Я просто, как небо, тебя
люблю.
* * *
За двенадцать рублей
винегретом
угостит без татарских
затей,
просквозит меня северным
ветром,
проберет сквозняком до
костей,
На Московском вокзале
отыщет
среди сотен таких же
бродяг
и нашепчет — на ухо
насвищет:
«Уезжаешь?.. Ну, мать
твою так!..
Быть уродом
тебе — чикатилой!»
Эта родина всюду с
тобой:
в электричке, во сне, за
могилой —
в поднебесной стране
голубой.
* * *
Тишина… Я, как дворники
в садике,
в старых кедах, в замызганном ватнике,
сам из этих, из лишних, непрошеных,
сам, как ящер
какой-нибудь древний,
прохожу по безлюдной
деревне.
В заколоченных окнах заброшенных
еле теплятся в сумраке запахи
влажной плесени… — Кто-нибудь! Леший
вас возьми!.. Дождь такой, что хоть вешай
над колодцем, над лужами затхлыми
фантастический купол зловещий.
Подберезовики, подосиновики
всюду здесь вдоль гниющих сараев.
Говорю я себе: «Николаев,
ты дошел уже, видно, до клиники!»
Подберезовики, подосиновики...
* * *
Улыбаясь сквозь слезы,
я лежу на снегу,
и застыли березы:
– Ты влюбился?.. — Угу...
– Так чего ж ты не весел?..
– Ах, и сам я не зна…
Кто-то ватник повесил
на заборе.

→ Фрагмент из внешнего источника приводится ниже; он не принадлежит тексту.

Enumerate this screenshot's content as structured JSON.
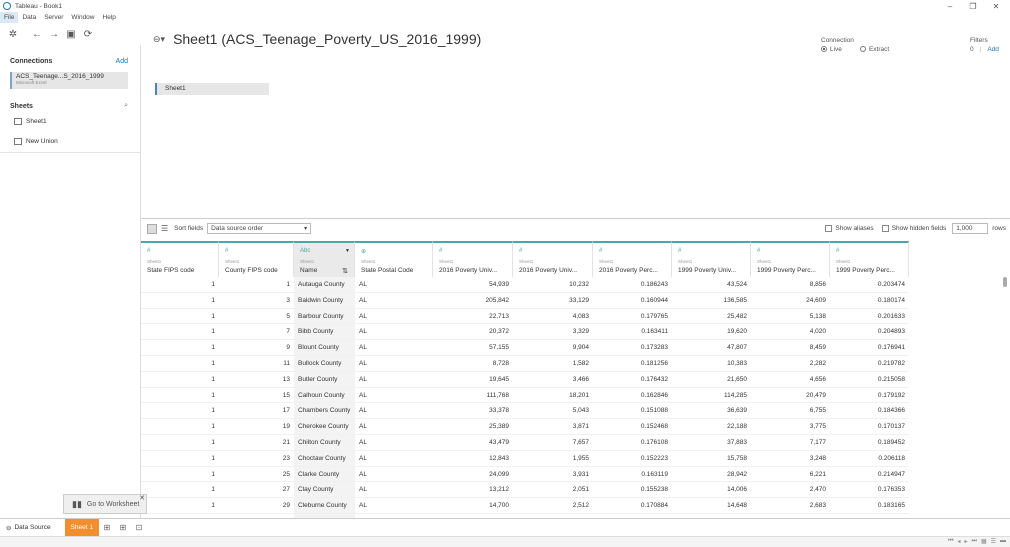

Зима
пахнет сеном и хлевом,
дым летит из трубы.
Между хлебом и небом
мы в руках у судьбы.
То ли крики вороньи,
то ли поезд гремит,
то ли где-то хоронят,
то ли сердце щемит.
* * *
Я тесные люблю и неуютные
вагончики зеленые, плацкартные,
где за окном проносятся безлюдные
российские равнины благодатные.
Пусть грязно, тяжело и оскорбительно
для чувства эстетического нежного,
зато чаёк заварен восхитительно
на фоне леса снежного, безбрежного.
А тут как раз картошка и огурчики,
что взяли мы в Мичуринске на станции.
Серьезный разговор теперь попутчики
затеют о судьбе пропащей нации.
Мол, что еще теперь у нас имеется
на этом вот пути исконно совестном,
пока во тьме поземка злая стелется
за уходящим в будущее поездом?
* * *
Ты скажешь мне, что Бога нет,
А я скажу, что да,
Нет, и проносится ни свет
Ни тьма туда-сюда.
Туда-сюда, от фонаря
До фонаря, где снег
Летит в сугробы января.
– О, разве человек
Здесь будет счастлив?.. — Никогда!..
Фонарный свет как ртуть.
Ты скажешь: «Бога нет!» Ну да!
Но что-то есть чуть-чуть?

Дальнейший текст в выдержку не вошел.